There may well be reasons, but if so, they’re above my pay grade. I’m no driver designer or TS parameter expert. But, I think that it’s not so much that there might be exceptions, so much as there might be ’near-exceptions’ to some sort of iron law for it that I’ve never been able to work out. Part of that problem is that traditionally woofers are hardly ever designed for specific applications from the ground up, instead they’re usually ’crosspollinated’ and shoehorned into more or less filling a need. Many, many woofer designs out there are "dual" or "multi" purpose, convenient for the manufacturer maybe, but a compromise for the user no matter which way with them you go.

That’s really what I happen to like about Acoustic Elegance. John up there in Michigan never makes a woofer until he has gone back to the drawing board and has fully and independently designed and manufactured, all in-house, just one, single, definitive model (from any, one maker, that should be all you need) for each and every possible woofer category (infinite-baffle, bass-reflex, bandpass, sealed, etc, etc)...no need screw around with anything dual-purpose ever again. That allows you to start with the app alone and then buy someone’s deliberately best-conceived design for that app. From there, you basically just choose the woofer size, and how many of them, you need. What you get is something designed for your, particular app that was never compromised from the start.

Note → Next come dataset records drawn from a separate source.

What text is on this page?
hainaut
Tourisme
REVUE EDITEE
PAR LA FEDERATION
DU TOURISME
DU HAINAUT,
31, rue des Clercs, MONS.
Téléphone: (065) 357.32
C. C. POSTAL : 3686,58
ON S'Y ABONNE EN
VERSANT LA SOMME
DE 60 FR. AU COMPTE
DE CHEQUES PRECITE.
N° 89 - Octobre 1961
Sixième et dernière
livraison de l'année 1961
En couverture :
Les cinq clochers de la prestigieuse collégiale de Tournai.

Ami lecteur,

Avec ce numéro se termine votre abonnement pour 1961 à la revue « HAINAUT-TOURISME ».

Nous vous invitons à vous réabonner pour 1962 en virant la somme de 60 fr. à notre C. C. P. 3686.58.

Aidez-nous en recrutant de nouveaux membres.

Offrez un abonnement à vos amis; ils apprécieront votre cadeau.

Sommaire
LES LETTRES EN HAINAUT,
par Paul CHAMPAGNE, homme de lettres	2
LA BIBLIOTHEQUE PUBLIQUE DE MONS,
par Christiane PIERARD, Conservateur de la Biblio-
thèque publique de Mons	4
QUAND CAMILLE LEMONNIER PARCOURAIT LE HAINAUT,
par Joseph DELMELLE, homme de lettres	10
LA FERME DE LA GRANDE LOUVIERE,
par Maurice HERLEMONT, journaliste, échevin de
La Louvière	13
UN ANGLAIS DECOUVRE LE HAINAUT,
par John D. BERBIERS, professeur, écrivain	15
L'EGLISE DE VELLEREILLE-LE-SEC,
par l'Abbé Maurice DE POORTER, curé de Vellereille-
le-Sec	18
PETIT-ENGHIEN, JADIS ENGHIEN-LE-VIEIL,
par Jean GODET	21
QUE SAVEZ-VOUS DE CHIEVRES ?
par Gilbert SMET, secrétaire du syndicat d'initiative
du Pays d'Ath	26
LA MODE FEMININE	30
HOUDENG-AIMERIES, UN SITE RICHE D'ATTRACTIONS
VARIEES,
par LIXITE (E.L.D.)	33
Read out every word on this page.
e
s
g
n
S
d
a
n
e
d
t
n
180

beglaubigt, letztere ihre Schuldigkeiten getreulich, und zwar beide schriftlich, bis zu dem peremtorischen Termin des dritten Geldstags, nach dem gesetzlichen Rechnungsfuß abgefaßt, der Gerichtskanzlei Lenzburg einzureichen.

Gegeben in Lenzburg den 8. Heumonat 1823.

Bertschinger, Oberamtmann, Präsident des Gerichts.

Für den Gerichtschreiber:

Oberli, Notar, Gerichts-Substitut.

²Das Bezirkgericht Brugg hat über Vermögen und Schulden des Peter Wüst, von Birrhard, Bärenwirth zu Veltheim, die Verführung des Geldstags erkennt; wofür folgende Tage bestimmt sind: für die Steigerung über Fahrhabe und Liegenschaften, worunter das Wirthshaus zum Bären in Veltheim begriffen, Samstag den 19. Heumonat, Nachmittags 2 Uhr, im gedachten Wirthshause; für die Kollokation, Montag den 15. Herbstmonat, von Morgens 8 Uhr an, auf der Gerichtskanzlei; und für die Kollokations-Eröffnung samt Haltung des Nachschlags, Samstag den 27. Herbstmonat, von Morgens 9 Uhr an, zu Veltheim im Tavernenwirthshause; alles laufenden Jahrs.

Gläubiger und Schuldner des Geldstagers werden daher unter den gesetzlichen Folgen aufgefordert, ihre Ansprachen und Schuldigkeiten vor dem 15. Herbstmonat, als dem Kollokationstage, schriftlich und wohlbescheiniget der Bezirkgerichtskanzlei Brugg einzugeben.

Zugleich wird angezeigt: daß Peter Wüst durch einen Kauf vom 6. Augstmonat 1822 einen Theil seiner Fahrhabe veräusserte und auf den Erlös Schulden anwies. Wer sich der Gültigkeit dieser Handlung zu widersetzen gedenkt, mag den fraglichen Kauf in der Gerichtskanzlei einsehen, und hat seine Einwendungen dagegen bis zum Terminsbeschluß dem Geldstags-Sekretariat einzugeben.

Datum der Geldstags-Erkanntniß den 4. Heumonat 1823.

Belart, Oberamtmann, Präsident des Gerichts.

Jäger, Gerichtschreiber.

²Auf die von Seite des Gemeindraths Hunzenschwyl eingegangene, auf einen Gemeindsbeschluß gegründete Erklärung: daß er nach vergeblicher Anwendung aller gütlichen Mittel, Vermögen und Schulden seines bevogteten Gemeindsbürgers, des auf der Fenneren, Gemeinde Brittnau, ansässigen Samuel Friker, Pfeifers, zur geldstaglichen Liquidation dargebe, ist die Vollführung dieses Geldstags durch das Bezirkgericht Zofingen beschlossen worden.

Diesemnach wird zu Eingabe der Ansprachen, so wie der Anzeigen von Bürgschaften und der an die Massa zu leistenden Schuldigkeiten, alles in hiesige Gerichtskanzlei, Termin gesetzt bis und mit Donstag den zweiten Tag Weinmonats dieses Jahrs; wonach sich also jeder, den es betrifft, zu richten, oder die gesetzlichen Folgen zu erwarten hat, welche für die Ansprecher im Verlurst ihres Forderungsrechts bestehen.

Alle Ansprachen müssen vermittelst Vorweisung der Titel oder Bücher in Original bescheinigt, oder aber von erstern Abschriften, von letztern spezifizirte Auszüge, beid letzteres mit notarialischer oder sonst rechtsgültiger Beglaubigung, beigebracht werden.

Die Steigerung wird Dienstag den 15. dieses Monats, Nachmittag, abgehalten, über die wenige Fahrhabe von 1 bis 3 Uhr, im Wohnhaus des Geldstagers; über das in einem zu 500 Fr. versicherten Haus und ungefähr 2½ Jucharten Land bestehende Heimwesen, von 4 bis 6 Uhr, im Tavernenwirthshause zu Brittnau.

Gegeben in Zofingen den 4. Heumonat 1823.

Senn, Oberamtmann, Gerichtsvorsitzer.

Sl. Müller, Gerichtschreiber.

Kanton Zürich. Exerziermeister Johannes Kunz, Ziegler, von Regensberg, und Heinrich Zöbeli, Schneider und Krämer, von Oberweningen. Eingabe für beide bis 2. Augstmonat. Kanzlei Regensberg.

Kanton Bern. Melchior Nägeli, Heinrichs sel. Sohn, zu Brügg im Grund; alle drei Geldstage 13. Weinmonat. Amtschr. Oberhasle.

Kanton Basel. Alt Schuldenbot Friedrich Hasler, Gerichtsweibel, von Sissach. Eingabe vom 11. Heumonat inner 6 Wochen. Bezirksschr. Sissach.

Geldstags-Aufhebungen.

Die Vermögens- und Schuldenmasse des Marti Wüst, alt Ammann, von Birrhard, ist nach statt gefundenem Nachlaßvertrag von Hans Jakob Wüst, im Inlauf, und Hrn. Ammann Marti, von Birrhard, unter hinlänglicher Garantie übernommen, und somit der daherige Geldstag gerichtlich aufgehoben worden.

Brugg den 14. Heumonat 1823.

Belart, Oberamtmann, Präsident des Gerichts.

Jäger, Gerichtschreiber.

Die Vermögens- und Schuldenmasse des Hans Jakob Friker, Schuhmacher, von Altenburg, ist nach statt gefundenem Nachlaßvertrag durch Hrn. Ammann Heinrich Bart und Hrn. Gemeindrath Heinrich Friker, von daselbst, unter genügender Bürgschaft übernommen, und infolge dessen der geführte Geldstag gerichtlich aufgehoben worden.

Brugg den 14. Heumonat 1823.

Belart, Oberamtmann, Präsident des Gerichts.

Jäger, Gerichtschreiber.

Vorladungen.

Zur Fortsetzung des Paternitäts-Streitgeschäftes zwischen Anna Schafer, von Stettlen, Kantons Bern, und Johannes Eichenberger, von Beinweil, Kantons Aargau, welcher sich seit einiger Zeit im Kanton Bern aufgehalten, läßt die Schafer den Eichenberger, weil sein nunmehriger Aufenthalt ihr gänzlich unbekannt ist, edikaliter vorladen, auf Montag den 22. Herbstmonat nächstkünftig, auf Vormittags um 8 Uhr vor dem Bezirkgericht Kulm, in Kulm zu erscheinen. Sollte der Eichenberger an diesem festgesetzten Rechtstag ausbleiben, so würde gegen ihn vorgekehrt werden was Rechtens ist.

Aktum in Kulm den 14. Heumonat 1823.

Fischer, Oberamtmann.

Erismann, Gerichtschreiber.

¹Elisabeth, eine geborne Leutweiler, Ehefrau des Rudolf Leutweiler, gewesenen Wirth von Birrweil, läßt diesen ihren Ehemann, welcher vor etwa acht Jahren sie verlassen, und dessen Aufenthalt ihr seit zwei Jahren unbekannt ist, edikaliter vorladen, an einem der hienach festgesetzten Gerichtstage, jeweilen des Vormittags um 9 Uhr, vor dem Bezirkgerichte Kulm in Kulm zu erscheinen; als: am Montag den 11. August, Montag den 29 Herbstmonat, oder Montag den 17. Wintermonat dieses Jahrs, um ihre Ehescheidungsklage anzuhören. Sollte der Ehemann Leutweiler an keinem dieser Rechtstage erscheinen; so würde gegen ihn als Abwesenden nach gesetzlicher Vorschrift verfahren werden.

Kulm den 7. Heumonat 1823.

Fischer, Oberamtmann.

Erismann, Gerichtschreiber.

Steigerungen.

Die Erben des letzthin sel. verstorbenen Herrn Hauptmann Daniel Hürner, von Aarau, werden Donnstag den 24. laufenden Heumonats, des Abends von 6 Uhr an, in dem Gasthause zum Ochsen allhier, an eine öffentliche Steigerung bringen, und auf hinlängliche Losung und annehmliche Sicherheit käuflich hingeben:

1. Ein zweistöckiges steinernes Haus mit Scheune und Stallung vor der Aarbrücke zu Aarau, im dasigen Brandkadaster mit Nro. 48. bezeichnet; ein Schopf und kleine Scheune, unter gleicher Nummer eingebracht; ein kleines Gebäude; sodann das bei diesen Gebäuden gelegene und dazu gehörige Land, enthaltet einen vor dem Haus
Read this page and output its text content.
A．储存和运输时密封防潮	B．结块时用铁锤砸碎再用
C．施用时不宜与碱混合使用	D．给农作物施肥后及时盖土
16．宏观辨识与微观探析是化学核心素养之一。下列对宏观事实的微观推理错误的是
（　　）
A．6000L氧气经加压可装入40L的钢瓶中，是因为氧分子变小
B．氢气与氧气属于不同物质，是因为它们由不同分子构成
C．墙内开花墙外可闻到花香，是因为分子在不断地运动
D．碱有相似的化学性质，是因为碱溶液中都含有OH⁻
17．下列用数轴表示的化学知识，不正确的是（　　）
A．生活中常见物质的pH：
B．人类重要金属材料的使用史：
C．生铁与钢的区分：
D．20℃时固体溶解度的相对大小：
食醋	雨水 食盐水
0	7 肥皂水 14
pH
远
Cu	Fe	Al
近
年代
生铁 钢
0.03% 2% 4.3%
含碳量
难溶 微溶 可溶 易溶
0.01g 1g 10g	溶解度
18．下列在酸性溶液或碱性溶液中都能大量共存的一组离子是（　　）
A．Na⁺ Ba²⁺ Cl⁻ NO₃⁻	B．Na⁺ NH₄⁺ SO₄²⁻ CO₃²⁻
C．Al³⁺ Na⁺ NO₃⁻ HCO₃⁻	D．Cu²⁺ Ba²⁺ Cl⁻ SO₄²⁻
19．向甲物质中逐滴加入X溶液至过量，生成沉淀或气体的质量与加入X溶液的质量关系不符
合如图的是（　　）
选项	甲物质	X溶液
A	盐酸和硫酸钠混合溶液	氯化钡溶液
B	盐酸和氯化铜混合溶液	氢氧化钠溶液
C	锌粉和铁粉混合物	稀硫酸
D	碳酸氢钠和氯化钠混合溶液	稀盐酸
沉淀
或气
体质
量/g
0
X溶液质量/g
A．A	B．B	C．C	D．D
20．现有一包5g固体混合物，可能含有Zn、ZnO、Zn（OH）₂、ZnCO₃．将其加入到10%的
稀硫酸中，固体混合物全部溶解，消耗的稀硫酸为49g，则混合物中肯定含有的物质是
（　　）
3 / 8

But, don’t let anyone kid you, bass response in the room is really one of the very hardest things to get right in all of audio, even when going ’by the book’. And depending on how ambitious or not you want to be with it all will certainly dictate what you might want to try. But, IME, I find that the ’just right’ level of bass performance is a very difficult thing to try ’sneak up on’ and hit on without any overspending at all. For my money, it’s much more successful to get a better woofer and ask it to do something Less than it was designed to do than to ask of the ’just-right’ woofer to do something More than it was designed to do.

In fact, if it were me, I’d be looking at using only one, good driver type (per side) below your 200 Hz xover point. That way you can eliminate the xover to the sub altogether. That’s very important to the overall character of the bass response in the room. The fewer xover points the better, with 3-way systems sounding nearly Always the best, overall. Crossover effects are actually quite audible and even the very best and most expensive of them will degrade the sound to some extent, and if not so much in frequency, then in terms of coherency and dynamics. I think those sorts of advantages can often end up being the first casualties when we get too caught up in chasing the lines on a graph.

Of course, all this is just my 2 cents and it’s mostly so much audio philosophy, but it’s maybe the kind of thing that if my present-day self could go back in time and give audio advice to my 30-year younger self, it would likely include something like that.